What we’re learning about hurricanes. And how societies handle them.
I’ve lived through impressive tropical storms, twice on sailboats safe in harbor, but I can’t really imagine a hurricane with 150 mph winds like Ida. That’s the business of coastal scientists, engineers and other experts. Here’s what they’re telling me:
- It might not always seem this way, but in the past few years the National Hurricane Center has notably upped its game for predicting storm tracks.
- Structural engineers can now simulate hurricane risks for each individual building in a region, by combining advanced storm simulations with machine learning tricks to predict each building’s shape and strength.
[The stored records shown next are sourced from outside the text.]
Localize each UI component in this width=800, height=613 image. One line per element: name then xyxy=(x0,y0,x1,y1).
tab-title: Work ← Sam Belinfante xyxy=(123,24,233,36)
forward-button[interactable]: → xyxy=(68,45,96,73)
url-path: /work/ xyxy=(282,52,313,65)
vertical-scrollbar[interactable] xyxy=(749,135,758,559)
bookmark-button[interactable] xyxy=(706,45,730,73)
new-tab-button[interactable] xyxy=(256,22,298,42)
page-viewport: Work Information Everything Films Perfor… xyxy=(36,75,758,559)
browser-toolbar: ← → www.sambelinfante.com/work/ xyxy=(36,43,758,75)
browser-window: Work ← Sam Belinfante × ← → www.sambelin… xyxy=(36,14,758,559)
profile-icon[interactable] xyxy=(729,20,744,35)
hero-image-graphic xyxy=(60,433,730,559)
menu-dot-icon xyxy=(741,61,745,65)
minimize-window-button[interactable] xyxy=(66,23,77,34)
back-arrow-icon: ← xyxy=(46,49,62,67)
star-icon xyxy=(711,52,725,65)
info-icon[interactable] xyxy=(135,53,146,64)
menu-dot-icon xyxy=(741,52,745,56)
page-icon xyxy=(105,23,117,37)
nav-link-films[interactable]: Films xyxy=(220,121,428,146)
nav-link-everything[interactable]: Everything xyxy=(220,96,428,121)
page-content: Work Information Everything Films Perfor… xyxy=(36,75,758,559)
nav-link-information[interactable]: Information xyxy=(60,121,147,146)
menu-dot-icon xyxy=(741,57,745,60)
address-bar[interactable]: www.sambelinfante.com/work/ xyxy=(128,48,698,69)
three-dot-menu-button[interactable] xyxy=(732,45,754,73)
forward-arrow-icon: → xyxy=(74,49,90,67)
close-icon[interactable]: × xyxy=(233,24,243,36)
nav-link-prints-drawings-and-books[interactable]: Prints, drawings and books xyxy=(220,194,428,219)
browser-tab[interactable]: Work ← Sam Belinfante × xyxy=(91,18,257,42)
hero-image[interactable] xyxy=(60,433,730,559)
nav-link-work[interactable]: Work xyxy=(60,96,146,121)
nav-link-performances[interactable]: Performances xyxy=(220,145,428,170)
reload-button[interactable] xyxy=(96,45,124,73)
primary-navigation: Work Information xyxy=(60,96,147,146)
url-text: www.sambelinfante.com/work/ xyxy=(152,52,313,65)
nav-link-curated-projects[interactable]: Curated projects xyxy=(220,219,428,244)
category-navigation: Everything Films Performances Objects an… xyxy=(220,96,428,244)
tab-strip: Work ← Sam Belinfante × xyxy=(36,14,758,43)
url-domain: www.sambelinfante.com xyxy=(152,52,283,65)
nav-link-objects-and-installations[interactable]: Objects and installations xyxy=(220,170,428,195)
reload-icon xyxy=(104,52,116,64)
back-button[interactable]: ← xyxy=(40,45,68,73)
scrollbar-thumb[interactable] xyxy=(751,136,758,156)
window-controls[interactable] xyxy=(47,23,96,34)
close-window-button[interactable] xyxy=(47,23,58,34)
Coastal Louisiana, appropriately enough, is one testbed for this NSF-funded open collaboration.
- The lamentable history of New Orleans before and after Hurricane Katrina is beautifully described in Andy Horowitz’s Katrina. Once again Hurricane Ida is highlighting society’s lack of interest in guarding the vulnerable, while maintaining systemic foulups like police focused on protecting property rather than people.
- The rebuilt New Orleans levee system “is less ambitious than the one Louisianans lobbied for after Katrina, and the protection it offers grows weaker every day, as the wetlands that buffer the city from the Gulf of Mexico get wetter,” as Horowitz wrote in the New York Times. “But it kept the Gulf of Mexico out of the city, which was its job.”
- That was a straightforward goal for the Army Corps of Engineer’s $15-billion New Orleans levee project. Achievable goals may be far less clear for megaprojects under consideration for other U.S. cities. Case in point, Miami just turned thumbs down on a Corps plan built on a massive seawall.
- Miami is among the urban areas hoping to adopt “nature-based systems” (oyster reefs, salt marshes, sea grass meadows, mangroves… ) as part of their resiliency efforts. NBS is a big theme in the Texas coastal spine proposal, centered not just on enormous sea gates but on miles of sand dunes. As with traditional gray engineering, NBS measures have strengths and weaknesses; salt marshes retain no magic if they’re buried under a surge of seawater.
- There remains the little problem of paying for coastal adaptation measures–ideally, before disasters hit. Boston, which is doing a commendable job of planning for climate change, is among the cities puzzling to find the vastly greater sums needed for actual construction.
- Traditional benefit/cost analyses for such projects that consider only financial factors “might lead a government to protect only the parts of a city that contain high-value properties while dismissing parts of a community where less advantaged people live,” notes a National Academies report on localized climate action.
- There’s much talk about “managed retreat” from endangered coastal sites but so far this radical step is taken only when there is no choice at all. “There are reasons people live where they live,” as one prominent engineer pointed out to me.
- Hurricanes can rip away the accoutrements of civilization over surprisingly huge areas–for instance, Ida killed more people in the Big Apple than the Big Easy. But with the huge exception of rainfall, the worst structural damage is usually highly localized. Properly designed and constructed buildings often survive hurricanes surprisingly well, and the big problem for their occupants becomes waiting for restored power, water, roads and other lifelines.